There was much media attention to recent reports that her former church, Wasilla Bible Church, promoted a conference that promised to convert gays into heterosexuals through the power of prayer. As a church announcement declared, “You’ll be encouraged by the power of God’s love and His desire to transform the lives of those impacted by homosexuality”.
As governor, Palin received criticism from fellow state Republicans like Rep. Mike Kelly (R-Fairbanks) for enforcing the Alaska Supreme Court’s 2005 decision to provide spousal benefits to same-sex partners of public employees. Nevertheless, as governor she supported a bill to overrule the court decision, insisting she “would support a ballot question that would deny benefits to homosexual couples.”
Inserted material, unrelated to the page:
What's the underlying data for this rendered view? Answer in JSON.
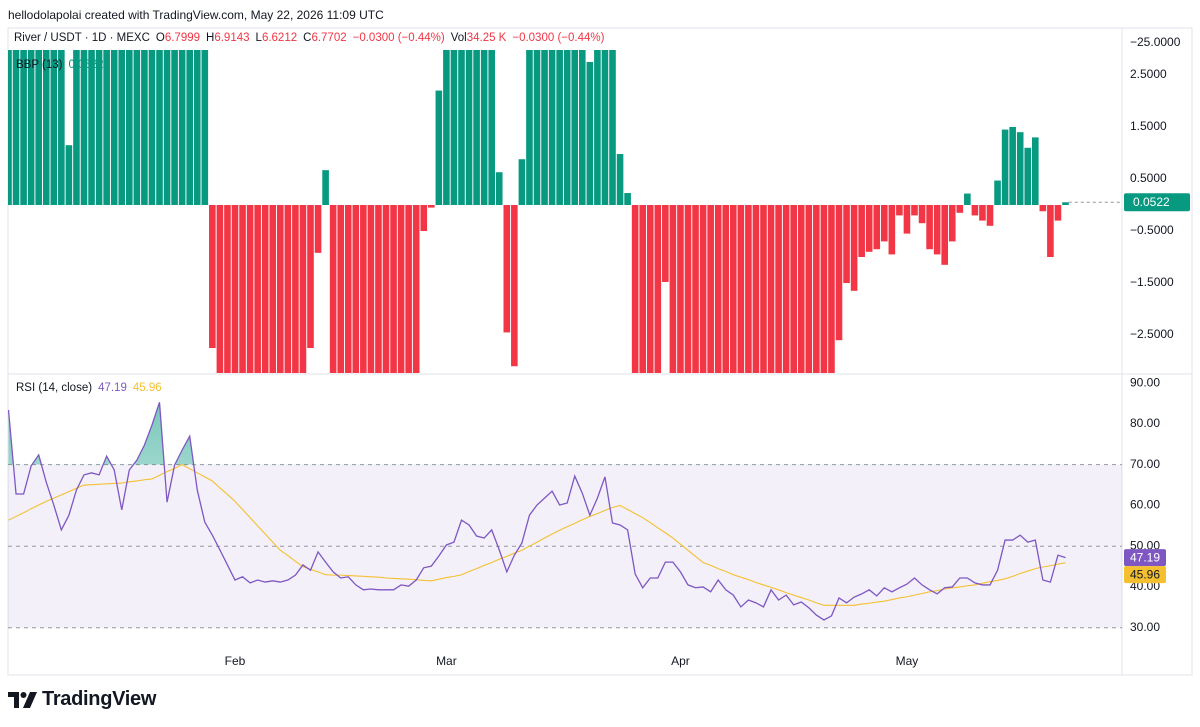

Yes, Palin is slippery and will likely move further to the right during the election process. Her role is to cover McCain’s back, to give him traction among the religious “values voters”. Like McCain, she is informed by a western, if not cowboy, libertarianism. However, both of them have had to jettison their libertarianism, their idiosyncratic “maverick” identity, to meet the dictates of the hardcore religious right and corporatist Republican establishment.
Palin’s political situation is made more complex by the inherent contradictions that she shares with other “red-state” feminists. Part of her appeal is clearly rooted in her sexual appeal, the lure of the RNC button, “Hottest V.P. from the Coolest State”. It is an appeal not unlike the sexual excitement that Obama generates. For both, it affirms a belief that politicians, male or female, Democrat, Republican or independent, need not be dull, asexual people.
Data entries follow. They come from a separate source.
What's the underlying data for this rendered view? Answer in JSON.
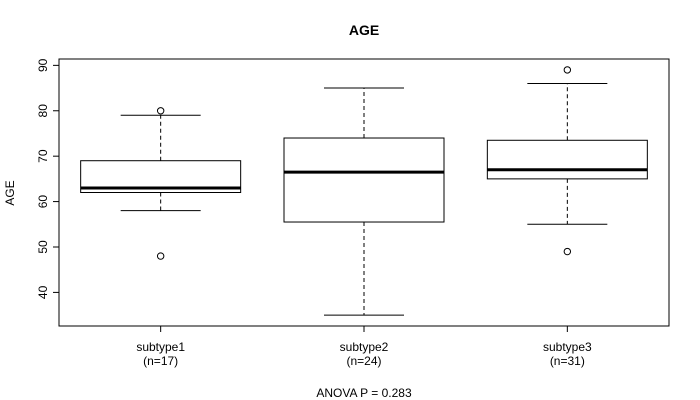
{
  "chart_data": {
    "type": "boxplot",
    "title": "AGE",
    "ylabel": "AGE",
    "xlabel": "",
    "ylim": [
      32.6,
      91.4
    ],
    "yticks": [
      40,
      50,
      60,
      70,
      80,
      90
    ],
    "grid": false,
    "footnote": "ANOVA P = 0.283",
    "groups": [
      {
        "name": "subtype1",
        "n_label": "(n=17)",
        "whisker_low": 58,
        "q1": 62,
        "median": 63,
        "q3": 69,
        "whisker_high": 79,
        "outliers": [
          48,
          80
        ]
      },
      {
        "name": "subtype2",
        "n_label": "(n=24)",
        "whisker_low": 35,
        "q1": 55.5,
        "median": 66.5,
        "q3": 74,
        "whisker_high": 85,
        "outliers": []
      },
      {
        "name": "subtype3",
        "n_label": "(n=31)",
        "whisker_low": 55,
        "q1": 65,
        "median": 67,
        "q3": 73.5,
        "whisker_high": 86,
        "outliers": [
          49,
          89
        ]
      }
    ]
  }
}
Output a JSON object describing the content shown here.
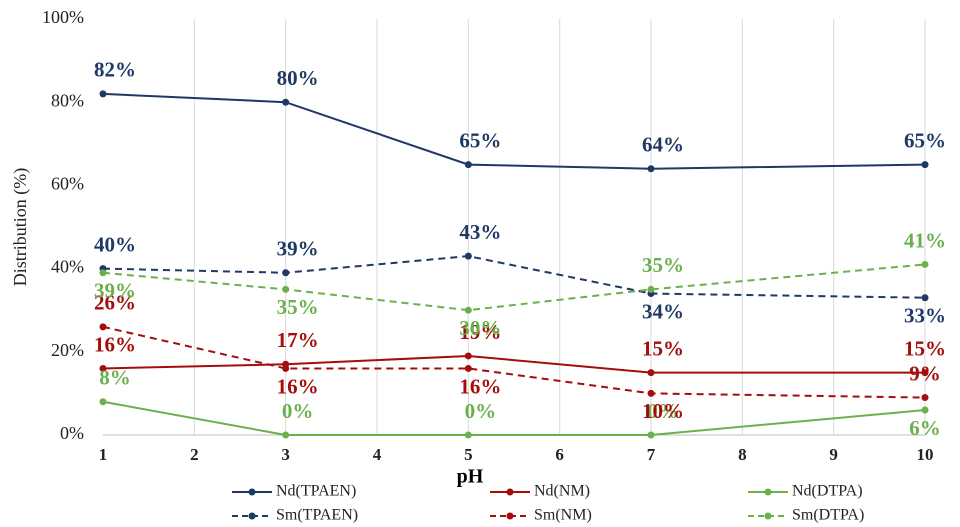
{
  "chart_data": {
    "type": "line",
    "x_label": "pH",
    "y_label": "Distribution (%)",
    "x": [
      1,
      3,
      5,
      7,
      10
    ],
    "xlim": [
      1,
      10
    ],
    "xticks": [
      1,
      2,
      3,
      4,
      5,
      6,
      7,
      8,
      9,
      10
    ],
    "ylim": [
      0,
      100
    ],
    "yticks": [
      {
        "value": 0,
        "label": "0%"
      },
      {
        "value": 20,
        "label": "20%"
      },
      {
        "value": 40,
        "label": "40%"
      },
      {
        "value": 60,
        "label": "60%"
      },
      {
        "value": 80,
        "label": "80%"
      },
      {
        "value": 100,
        "label": "100%"
      }
    ],
    "grid": "x",
    "series": [
      {
        "name": "Nd(TPAEN)",
        "color": "#1f3864",
        "dash": false,
        "values": [
          82,
          80,
          65,
          64,
          65
        ],
        "value_labels": [
          "82%",
          "80%",
          "65%",
          "64%",
          "65%"
        ]
      },
      {
        "name": "Nd(NM)",
        "color": "#a50d0d",
        "dash": false,
        "values": [
          16,
          17,
          19,
          15,
          15
        ],
        "value_labels": [
          "16%",
          "17%",
          "19%",
          "15%",
          "15%"
        ]
      },
      {
        "name": "Nd(DTPA)",
        "color": "#6ab04c",
        "dash": false,
        "values": [
          8,
          0,
          0,
          0,
          6
        ],
        "value_labels": [
          "8%",
          "0%",
          "0%",
          "0%",
          "6%"
        ]
      },
      {
        "name": "Sm(TPAEN)",
        "color": "#1f3864",
        "dash": true,
        "values": [
          40,
          39,
          43,
          34,
          33
        ],
        "value_labels": [
          "40%",
          "39%",
          "43%",
          "34%",
          "33%"
        ]
      },
      {
        "name": "Sm(NM)",
        "color": "#a50d0d",
        "dash": true,
        "values": [
          26,
          16,
          16,
          10,
          9
        ],
        "value_labels": [
          "26%",
          "16%",
          "16%",
          "10%",
          "9%"
        ]
      },
      {
        "name": "Sm(DTPA)",
        "color": "#6ab04c",
        "dash": true,
        "values": [
          39,
          35,
          30,
          35,
          41
        ],
        "value_labels": [
          "39%",
          "35%",
          "30%",
          "35%",
          "41%"
        ]
      }
    ]
  }
}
Their appeal draws both heterosexual women and men, but in very different ways. It is rooted in desire and imitation, appropriately applied. It is an appeal expressing a powerful sense of being alive, of personal vitality.
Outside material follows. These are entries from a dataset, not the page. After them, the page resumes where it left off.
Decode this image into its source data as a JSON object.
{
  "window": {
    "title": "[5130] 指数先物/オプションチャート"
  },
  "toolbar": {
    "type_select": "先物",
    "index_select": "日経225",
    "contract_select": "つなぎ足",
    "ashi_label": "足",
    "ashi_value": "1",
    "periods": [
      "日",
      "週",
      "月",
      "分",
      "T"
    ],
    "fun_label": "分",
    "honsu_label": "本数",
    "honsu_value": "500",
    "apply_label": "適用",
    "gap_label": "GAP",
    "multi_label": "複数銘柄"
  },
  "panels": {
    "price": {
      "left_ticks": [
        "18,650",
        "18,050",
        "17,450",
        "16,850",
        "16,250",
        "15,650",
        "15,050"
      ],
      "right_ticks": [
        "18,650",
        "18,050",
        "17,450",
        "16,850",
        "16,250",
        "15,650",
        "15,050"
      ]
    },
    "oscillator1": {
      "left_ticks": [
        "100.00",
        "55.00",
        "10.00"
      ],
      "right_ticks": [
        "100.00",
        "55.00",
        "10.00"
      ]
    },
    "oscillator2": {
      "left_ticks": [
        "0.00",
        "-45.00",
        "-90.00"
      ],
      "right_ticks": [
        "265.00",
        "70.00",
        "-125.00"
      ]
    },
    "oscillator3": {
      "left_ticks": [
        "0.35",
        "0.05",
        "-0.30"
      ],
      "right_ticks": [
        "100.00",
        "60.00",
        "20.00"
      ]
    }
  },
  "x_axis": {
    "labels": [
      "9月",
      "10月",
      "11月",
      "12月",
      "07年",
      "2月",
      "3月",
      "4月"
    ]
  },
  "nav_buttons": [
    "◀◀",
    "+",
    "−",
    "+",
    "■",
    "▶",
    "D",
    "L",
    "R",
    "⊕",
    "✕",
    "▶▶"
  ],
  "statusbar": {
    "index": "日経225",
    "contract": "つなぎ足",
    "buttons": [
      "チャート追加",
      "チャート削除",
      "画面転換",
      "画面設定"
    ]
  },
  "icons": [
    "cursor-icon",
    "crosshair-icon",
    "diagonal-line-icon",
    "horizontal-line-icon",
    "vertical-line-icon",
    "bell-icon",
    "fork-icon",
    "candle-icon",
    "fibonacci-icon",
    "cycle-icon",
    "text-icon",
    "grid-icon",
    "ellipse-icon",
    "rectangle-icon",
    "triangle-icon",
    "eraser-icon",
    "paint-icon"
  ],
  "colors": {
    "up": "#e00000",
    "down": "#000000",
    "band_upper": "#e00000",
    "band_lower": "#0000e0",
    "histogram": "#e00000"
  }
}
Unfortunately, for “red-state” feminists, including many religious fundamentalist women, personal power (especially sexual passion) is a deeply troubling terrain of existence. Due to their core belief in patriarchy, their power has to be moderated so that it enhances the husband’s sense of self, sexual and every other way. Female sexuality has to be subordinated to strengthen a mate’s virility, especially at a time when male masculinity is under such attack.
One can only wonder how this deeper social contradiction plays out in the political life of the Republican VP candidate. Her private life is her own personal affair. However, if she becomes vice president and, worse case, president, she will confront overwhelming challenges. One can well expert her to move still further to the right, taking shriller, more uncompromising positions. Palin can be expected to embrace the most authoritarian, militaristic and moralistic positions to find stability.
If such a development does take place, and it is far-fetched but quite possible, Palin could be expected to be puritanical when it comes to culture-wars issues. Long gone will be her libertarian acceptance of marijuana and condoms. Faced with the demands of such an overwhelming position, she can be expected to become a Dick Cheney in a prim, chaste outfit.